To connect to the serial device at 9600 baud with minicom, from the terminal:
minicom -b 9600 -D /dev/ttyUSB0
Minicom will provide more output when connected, in my case:
Welcome to minicom 2.7.1 OPTIONS: I18n Compiled on Jul 22 2021, 00:00:00. Port /dev/ttyUSB0, 10:42:24 Press CTRL-A Z for help on special keys
From here you can type into the terminal to send to connected serial device.
To quit, similar to Screen, the commands are accepted through key commands. Ctrl+A, z, x will disconnect and close the application.
Minicom may store presets and can be configured using the setup mode, but it is not necessary for basic useage.
We can directly write to the serial device from bash by redirecting the output of the 'echo' command to the serial device. First we need to set the serial port speed and then send the text "helloworld" to the serial device:
stty -F /dev/ttyUSB0 speed 9600 echo helloworld >/dev/ttyUSB0
This method will not print responses from the serial device, and is most useful for one-way communication with a device, for example sending a string of text to an LED matrix display.

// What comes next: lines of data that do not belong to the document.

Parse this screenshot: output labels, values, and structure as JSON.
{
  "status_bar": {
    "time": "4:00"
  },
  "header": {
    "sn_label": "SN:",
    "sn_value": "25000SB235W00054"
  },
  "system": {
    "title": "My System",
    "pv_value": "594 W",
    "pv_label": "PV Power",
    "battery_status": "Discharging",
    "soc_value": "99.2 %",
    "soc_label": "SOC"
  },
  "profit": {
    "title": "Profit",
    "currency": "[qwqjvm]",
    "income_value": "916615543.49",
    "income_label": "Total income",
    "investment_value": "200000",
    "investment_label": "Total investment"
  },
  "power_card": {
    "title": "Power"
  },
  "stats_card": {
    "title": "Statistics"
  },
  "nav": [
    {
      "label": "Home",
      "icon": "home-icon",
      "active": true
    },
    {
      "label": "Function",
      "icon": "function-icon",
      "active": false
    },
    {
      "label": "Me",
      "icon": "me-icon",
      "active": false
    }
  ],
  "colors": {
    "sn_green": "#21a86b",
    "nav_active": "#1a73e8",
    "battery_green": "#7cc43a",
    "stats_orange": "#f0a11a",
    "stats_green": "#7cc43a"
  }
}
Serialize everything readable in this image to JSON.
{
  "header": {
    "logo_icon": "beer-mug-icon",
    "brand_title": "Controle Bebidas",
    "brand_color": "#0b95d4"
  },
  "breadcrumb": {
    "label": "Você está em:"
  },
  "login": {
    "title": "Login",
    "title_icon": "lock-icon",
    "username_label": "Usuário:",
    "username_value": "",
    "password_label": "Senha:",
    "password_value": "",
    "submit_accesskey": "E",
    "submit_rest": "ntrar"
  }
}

Most permission denied error messages can be resolved by adding your user account to the 'dialout' group or the group with control of the serial port. We can check the group ownership of the port with the following:
ls -l /dev/ttyUSB0
crw-rw----. 1 root dialout 188, 0 Jan 21 11:05 /dev/ttyUSB0
In this case I would need to add my user account to the 'dialout' group:
sudo usermod -a $(whoami) -G dialout
`$(whoami)` can be replaced with your user name. Once added to the group, close and reopen the terminal, log out and back in, or restart the computer for the changes to take effect.
This is most often caused by incorrect baud rate settings on either the computer or device. Most serial devices like network routers and switches will have either a sticker with the serial port settings, or these can be found in the user manual for the device. For device with additional settings minicom may prove to be the easiest to configure.